もちろんそんなことを言えばまたゆかりを怒らせてしまって、なんてことになりかねないし、高血圧で倒れられたりしたら、由衣の将来も心配だ。
ふと見ると箸を咥えたままでゆかりがバッグの中をごそごそと漁っている。
ビニール袋に入った長方形の箱が見えた。
「あんたの吸ってた銘柄、これで合ってるわよね?」
「……まぁ、そうだけど……いいのか?」
「人間に戻れた祝いって感じかな。本当なら辞めちゃえるのが一番なんだろうけど、これ無くなったらどうするかは自分で決めなさいよね」
「…………」
数日吸っていなかっただけのタバコだが、見ると無性に吸いたくなるのはやはり僕が中毒者だからだろう。

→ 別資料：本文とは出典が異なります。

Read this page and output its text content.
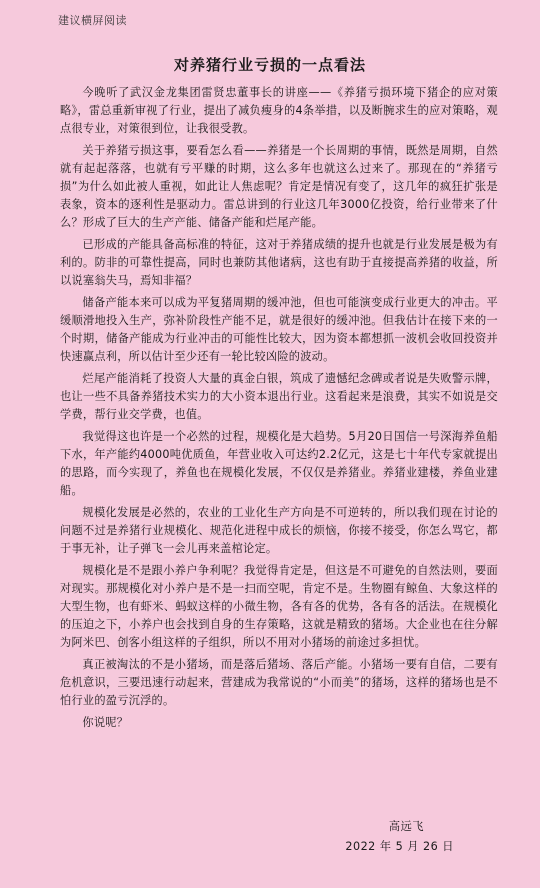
建议横屏阅读
对养猪行业亏损的一点看法

今晚听了武汉金龙集团雷贤忠董事长的讲座——《养猪亏损环境下猪企的应对策略》，雷总重新审视了行业，提出了减负瘦身的4条举措，以及断腕求生的应对策略，观点很专业，对策很到位，让我很受教。

关于养猪亏损这事，要看怎么看——养猪是一个长周期的事情，既然是周期，自然就有起起落落，也就有亏平赚的时期，这么多年也就这么过来了。那现在的“养猪亏损”为什么如此被人重视，如此让人焦虑呢？肯定是情况有变了，这几年的疯狂扩张是表象，资本的逐利性是驱动力。雷总讲到的行业这几年3000亿投资，给行业带来了什么？形成了巨大的生产产能、储备产能和烂尾产能。

已形成的产能具备高标准的特征，这对于养猪成绩的提升也就是行业发展是极为有利的。防非的可靠性提高，同时也兼防其他诸病，这也有助于直接提高养猪的收益，所以说塞翁失马，焉知非福？

储备产能本来可以成为平复猪周期的缓冲池，但也可能演变成行业更大的冲击。平缓顺滑地投入生产，弥补阶段性产能不足，就是很好的缓冲池。但我估计在接下来的一个时期，储备产能成为行业冲击的可能性比较大，因为资本都想抓一波机会收回投资并快速赢点利，所以估计至少还有一轮比较凶险的波动。

烂尾产能消耗了投资人大量的真金白银，筑成了遗憾纪念碑或者说是失败警示牌，也让一些不具备养猪技术实力的大小资本退出行业。这看起来是浪费，其实不如说是交学费，帮行业交学费，也值。

我觉得这也许是一个必然的过程，规模化是大趋势。5月20日国信一号深海养鱼船下水，年产能约4000吨优质鱼，年营业收入可达约2.2亿元，这是七十年代专家就提出的思路，而今实现了，养鱼也在规模化发展，不仅仅是养猪业。养猪业建楼，养鱼业建船。

规模化发展是必然的，农业的工业化生产方向是不可逆转的，所以我们现在讨论的问题不过是养猪行业规模化、规范化进程中成长的烦恼，你接不接受，你怎么骂它，都于事无补，让子弹飞一会儿再来盖棺论定。

规模化是不是跟小养户争利呢？我觉得肯定是，但这是不可避免的自然法则，要面对现实。那规模化对小养户是不是一扫而空呢，肯定不是。生物圈有鲸鱼、大象这样的大型生物，也有虾米、蚂蚁这样的小微生物，各有各的优势，各有各的活法。在规模化的压迫之下，小养户也会找到自身的生存策略，这就是精致的猪场。大企业也在往分解为阿米巴、创客小组这样的子组织，所以不用对小猪场的前途过多担忧。

真正被淘汰的不是小猪场，而是落后猪场、落后产能。小猪场一要有自信，二要有危机意识，三要迅速行动起来，营建成为我常说的“小而美”的猪场，这样的猪场也是不怕行业的盈亏沉浮的。

你说呢？

高远飞
2022 年 5 月 26 日
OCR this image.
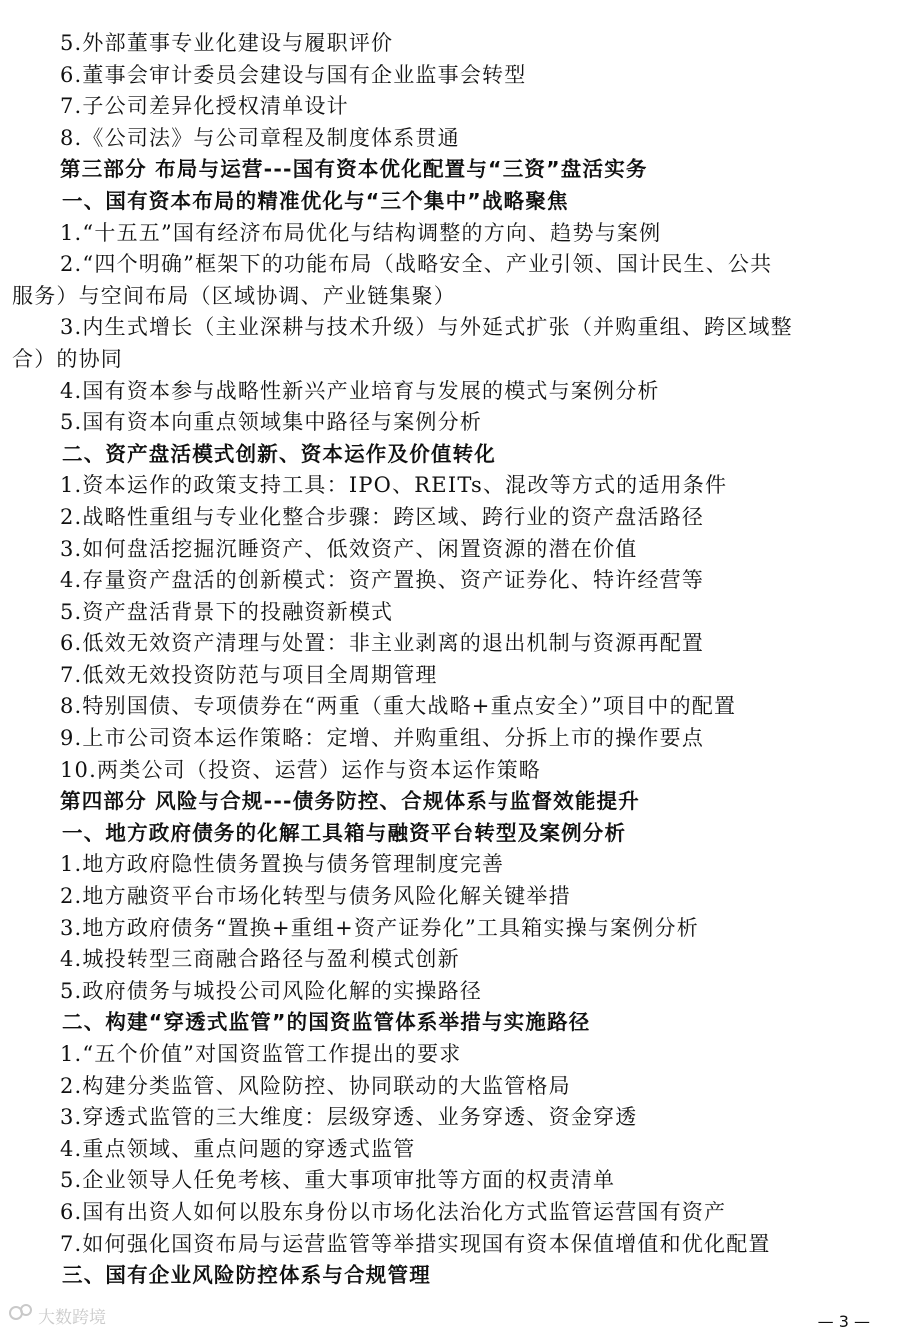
5.外部董事专业化建设与履职评价
6.董事会审计委员会建设与国有企业监事会转型
7.子公司差异化授权清单设计
8.《公司法》与公司章程及制度体系贯通
第三部分 布局与运营---国有资本优化配置与“三资”盘活实务
一、国有资本布局的精准优化与“三个集中”战略聚焦
1.“十五五”国有经济布局优化与结构调整的方向、趋势与案例
2.“四个明确”框架下的功能布局（战略安全、产业引领、国计民生、公共
服务）与空间布局（区域协调、产业链集聚）
3.内生式增长（主业深耕与技术升级）与外延式扩张（并购重组、跨区域整
合）的协同
4.国有资本参与战略性新兴产业培育与发展的模式与案例分析
5.国有资本向重点领域集中路径与案例分析
二、资产盘活模式创新、资本运作及价值转化
1.资本运作的政策支持工具：IPO、REITs、混改等方式的适用条件
2.战略性重组与专业化整合步骤：跨区域、跨行业的资产盘活路径
3.如何盘活挖掘沉睡资产、低效资产、闲置资源的潜在价值
4.存量资产盘活的创新模式：资产置换、资产证券化、特许经营等
5.资产盘活背景下的投融资新模式
6.低效无效资产清理与处置：非主业剥离的退出机制与资源再配置
7.低效无效投资防范与项目全周期管理
8.特别国债、专项债券在“两重（重大战略+重点安全）”项目中的配置
9.上市公司资本运作策略：定增、并购重组、分拆上市的操作要点
10.两类公司（投资、运营）运作与资本运作策略
第四部分 风险与合规---债务防控、合规体系与监督效能提升
一、地方政府债务的化解工具箱与融资平台转型及案例分析
1.地方政府隐性债务置换与债务管理制度完善
2.地方融资平台市场化转型与债务风险化解关键举措
3.地方政府债务“置换+重组+资产证券化”工具箱实操与案例分析
4.城投转型三商融合路径与盈利模式创新
5.政府债务与城投公司风险化解的实操路径
二、构建“穿透式监管”的国资监管体系举措与实施路径
1.“五个价值”对国资监管工作提出的要求
2.构建分类监管、风险防控、协同联动的大监管格局
3.穿透式监管的三大维度：层级穿透、业务穿透、资金穿透
4.重点领域、重点问题的穿透式监管
5.企业领导人任免考核、重大事项审批等方面的权责清单
6.国有出资人如何以股东身份以市场化法治化方式监管运营国有资产
7.如何强化国资布局与运营监管等举措实现国有资本保值增值和优化配置
三、国有企业风险防控体系与合规管理
大数跨境	— 3 —
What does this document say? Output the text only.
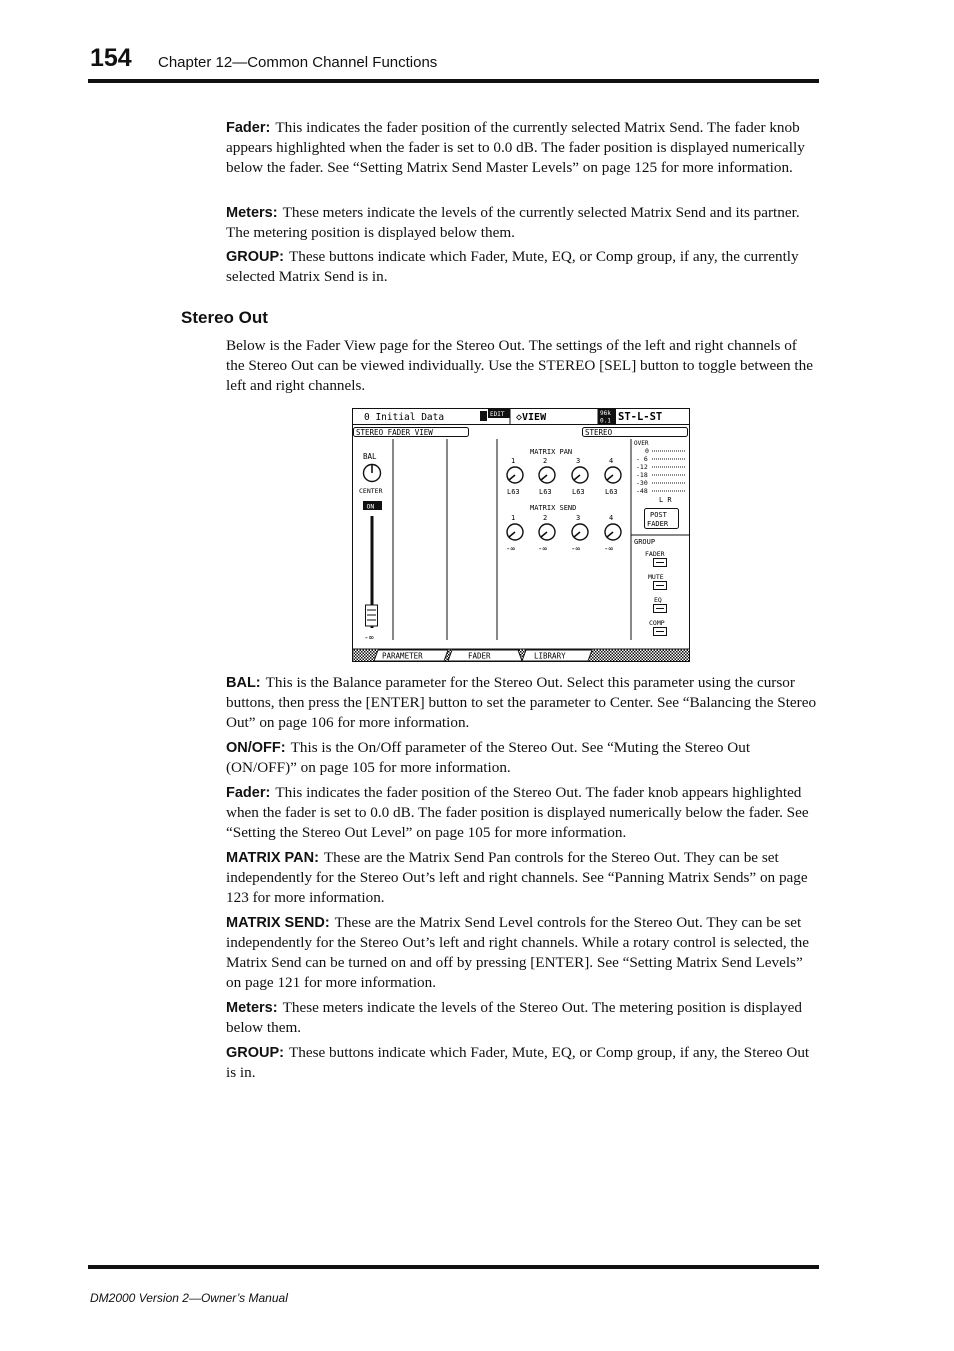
154 Chapter 12—Common Channel Functions

Fader: This indicates the fader position of the currently selected Matrix Send. The fader knob appears highlighted when the fader is set to 0.0 dB. The fader position is displayed numerically below the fader. See “Setting Matrix Send Master Levels” on page 125 for more information.

Meters: These meters indicate the levels of the currently selected Matrix Send and its partner. The metering position is displayed below them.

GROUP: These buttons indicate which Fader, Mute, EQ, or Comp group, if any, the currently selected Matrix Send is in.

Stereo Out

Below is the Fader View page for the Stereo Out. The settings of the left and right channels of the Stereo Out can be viewed individually. Use the STEREO [SEL] button to toggle between the left and right channels.

0 Initial Data	EDIT ◇VIEW	96k
0.1 ST-L-ST
STEREO FADER VIEW	STEREO
BAL
CENTER
ON
-∞
MATRIX PAN
1	2	3	4
L63	L63	L63	L63
MATRIX SEND
1	2	3	4
-∞	-∞	-∞	-∞
OVER
0
- 6
-12
-18
-30
-48
L R
POST
FADER
GROUP
FADER
MUTE
EQ
COMP
PARAMETER	FADER	LIBRARY

BAL: This is the Balance parameter for the Stereo Out. Select this parameter using the cursor buttons, then press the [ENTER] button to set the parameter to Center. See “Balancing the Stereo Out” on page 106 for more information.

ON/OFF: This is the On/Off parameter of the Stereo Out. See “Muting the Stereo Out (ON/OFF)” on page 105 for more information.

Fader: This indicates the fader position of the Stereo Out. The fader knob appears highlighted when the fader is set to 0.0 dB. The fader position is displayed numerically below the fader. See “Setting the Stereo Out Level” on page 105 for more information.

MATRIX PAN: These are the Matrix Send Pan controls for the Stereo Out. They can be set independently for the Stereo Out’s left and right channels. See “Panning Matrix Sends” on page 123 for more information.

MATRIX SEND: These are the Matrix Send Level controls for the Stereo Out. They can be set independently for the Stereo Out’s left and right channels. While a rotary control is selected, the Matrix Send can be turned on and off by pressing [ENTER]. See “Setting Matrix Send Levels” on page 121 for more information.

Meters: These meters indicate the levels of the Stereo Out. The metering position is displayed below them.

GROUP: These buttons indicate which Fader, Mute, EQ, or Comp group, if any, the Stereo Out is in.

DM2000 Version 2—Owner’s Manual
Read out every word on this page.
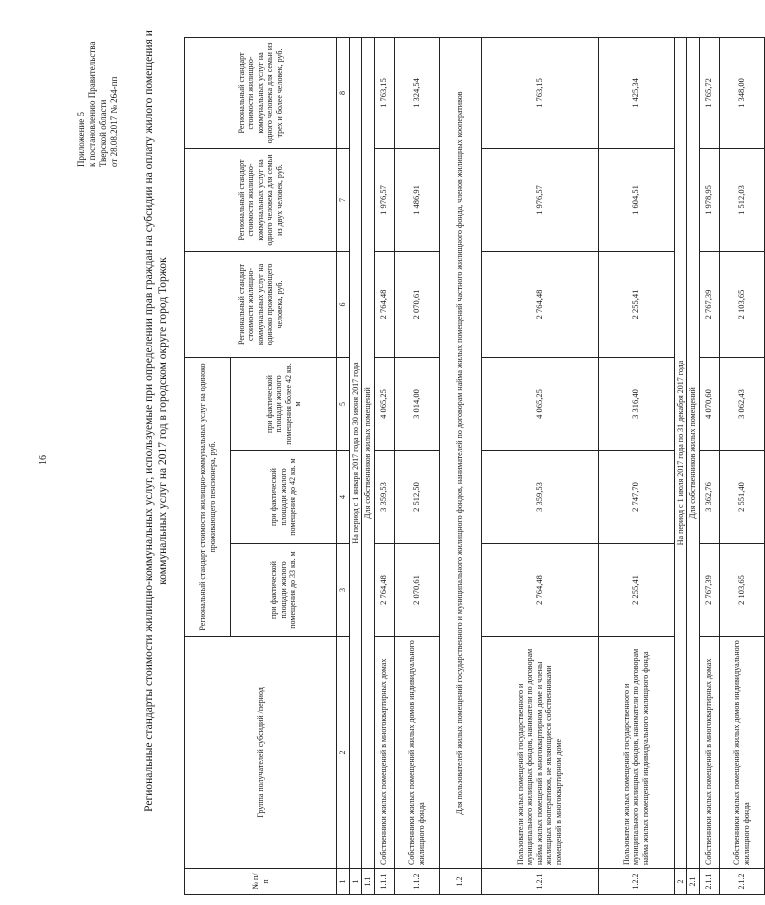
16
Приложение 5 к постановлению Правительства Тверской области от 28.08.2017 № 264-пп Региональные стандарты стоимости жилищно-коммунальных услуг, используемые при определении прав граждан на субсидии на оплату жилого помещения и коммунальных услуг на 2017 год в городском округе город Торжок
№ п/п	Группа получателей субсидий /период	Региональный стандарт стоимости жилищно-коммунальных услуг на одиноко проживающего пенсионера, руб.			Региональный стандарт стоимости жилищно-коммунальных услуг на одиноко проживающего человека, руб.	Региональный стандарт стоимости жилищно-коммунальных услуг на одного человека для семьи из двух человек, руб.	Региональный стандарт стоимости жилищно-коммунальных услуг на одного человека для семьи из трех и более человек, руб.
		при фактической площади жилого помещения до 33 кв. м	при фактической площади жилого помещения до 42 кв. м	при фактической площади жилого помещения более 42 кв. м			
1	2	3	4	5	6	7	8
1	На период с 1 января 2017 года по 30 июня 2017 года						
1.1	Для собственников жилых помещений						
1.1.1	Собственники жилых помещений в многоквартирных домах	2 764,48	3 359,53	4 065,25	2 764,48	1 976,57	1 763,15
1.1.2	Собственники жилых помещений жилых домов индивидуального жилищного фонда	2 070,61	2 512,50	3 014,00	2 070,61	1 486,91	1 324,54
1.2	Для пользователей жилых помещений государственного и муниципального жилищного фондов, нанимателей по договорам найма жилых помещений частного жилищного фонда, членов жилищных кооперативов						
1.2.1	Пользователи жилых помещений государственного и муниципального жилищных фондов, наниматели по договорам найма жилых помещений в многоквартирном доме и члены жилищных кооперативов, не являющиеся собственниками помещений в многоквартирном доме	2 764,48	3 359,53	4 065,25	2 764,48	1 976,57	1 763,15
1.2.2	Пользователи жилых помещений государственного и муниципального жилищных фондов, наниматели по договорам найма жилых помещений индивидуального жилищного фонда	2 255,41	2 747,70	3 316,40	2 255,41	1 604,51	1 425,34
2	На период с 1 июля 2017 года по 31 декабря 2017 года						
2.1	Для собственников жилых помещений						
2.1.1	Собственники жилых помещений в многоквартирных домах	2 767,39	3 362,76	4 070,60	2 767,39	1 978,95	1 765,72
2.1.2	Собственники жилых помещений жилых домов индивидуального жилищного фонда	2 103,65	2 551,40	3 062,43	2 103,65	1 512,03	1 348,00
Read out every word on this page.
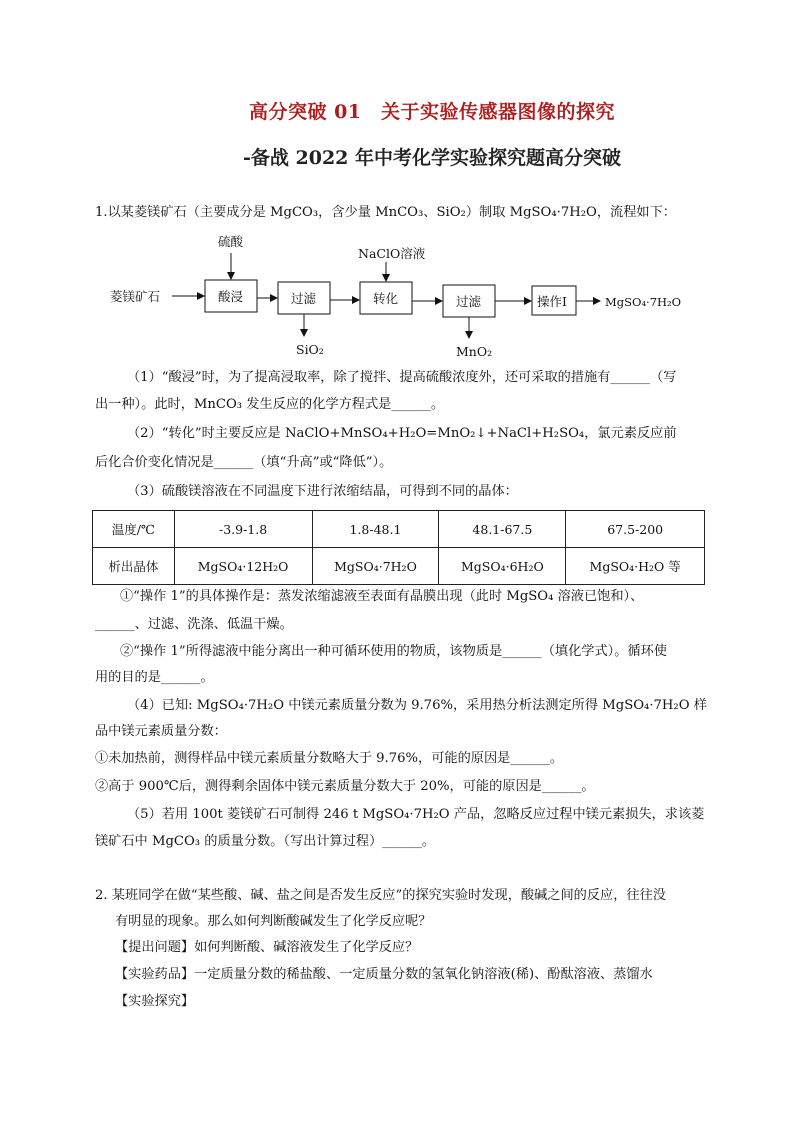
高分突破 01　关于实验传感器图像的探究
-备战 2022 年中考化学实验探究题高分突破
1.以某菱镁矿石（主要成分是 MgCO₃，含少量 MnCO₃、SiO₂）制取 MgSO₄·7H₂O，流程如下：
硫酸
菱镁矿石	酸浸	过滤
SiO₂
NaClO溶液
转化	过滤
MnO₂
操作I	MgSO₄·7H₂O
（1）“酸浸”时，为了提高浸取率，除了搅拌、提高硫酸浓度外，还可采取的措施有______（写
出一种）。此时，MnCO₃ 发生反应的化学方程式是______。
（2）“转化”时主要反应是 NaClO+MnSO₄+H₂O=MnO₂↓+NaCl+H₂SO₄，氯元素反应前
后化合价变化情况是______（填“升高”或“降低”）。
（3）硫酸镁溶液在不同温度下进行浓缩结晶，可得到不同的晶体：
温度/℃	-3.9-1.8	1.8-48.1	48.1-67.5	67.5-200
析出晶体	MgSO₄·12H₂O	MgSO₄·7H₂O	MgSO₄·6H₂O	MgSO₄·H₂O 等
①“操作 1”的具体操作是：蒸发浓缩滤液至表面有晶膜出现（此时 MgSO₄ 溶液已饱和）、
______、过滤、洗涤、低温干燥。
②“操作 1”所得滤液中能分离出一种可循环使用的物质，该物质是______（填化学式）。循环使
用的目的是______。
（4）已知: MgSO₄·7H₂O 中镁元素质量分数为 9.76%，采用热分析法测定所得 MgSO₄·7H₂O 样
品中镁元素质量分数：
①未加热前，测得样品中镁元素质量分数略大于 9.76%，可能的原因是______。
②高于 900℃后，测得剩余固体中镁元素质量分数大于 20%，可能的原因是______。
（5）若用 100t 菱镁矿石可制得 246 t MgSO₄·7H₂O 产品，忽略反应过程中镁元素损失，求该菱
镁矿石中 MgCO₃ 的质量分数。（写出计算过程）______。
2. 某班同学在做“某些酸、碱、盐之间是否发生反应”的探究实验时发现，酸碱之间的反应，往往没
有明显的现象。那么如何判断酸碱发生了化学反应呢？
【提出问题】如何判断酸、碱溶液发生了化学反应？
【实验药品】一定质量分数的稀盐酸、一定质量分数的氢氧化钠溶液(稀)、酚酞溶液、蒸馏水
【实验探究】
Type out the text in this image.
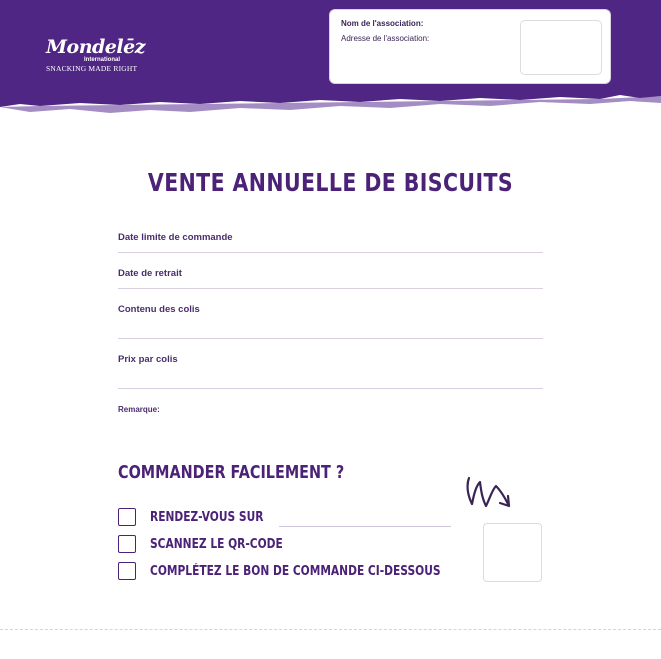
Mondelēz
International
SNACKING MADE RIGHT
Nom de l'association:
Adresse de l'association:
VENTE ANNUELLE DE BISCUITS
Date limite de commande
Date de retrait
Contenu des colis
Prix par colis
Remarque:
COMMANDER FACILEMENT ?
RENDEZ-VOUS SUR
SCANNEZ LE QR-CODE
COMPLÉTEZ LE BON DE COMMANDE CI-DESSOUS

そしてゆかりは何だかんだ言って、僕が吸いたそうにしていたのを見ていたりしたのかもしれない。
頭を下げて礼を言って、僕はその箱を受け取る。
そしてその日の午後、全てのライフラインが復活して僕は漸く人間らしい生活を取り戻すに至った。
しかしこの時はまだ、僕の身に降りかかる面倒事に気づくはずもなく、呑気に構えていたのだということを割とすぐに思い知ることになるのだった。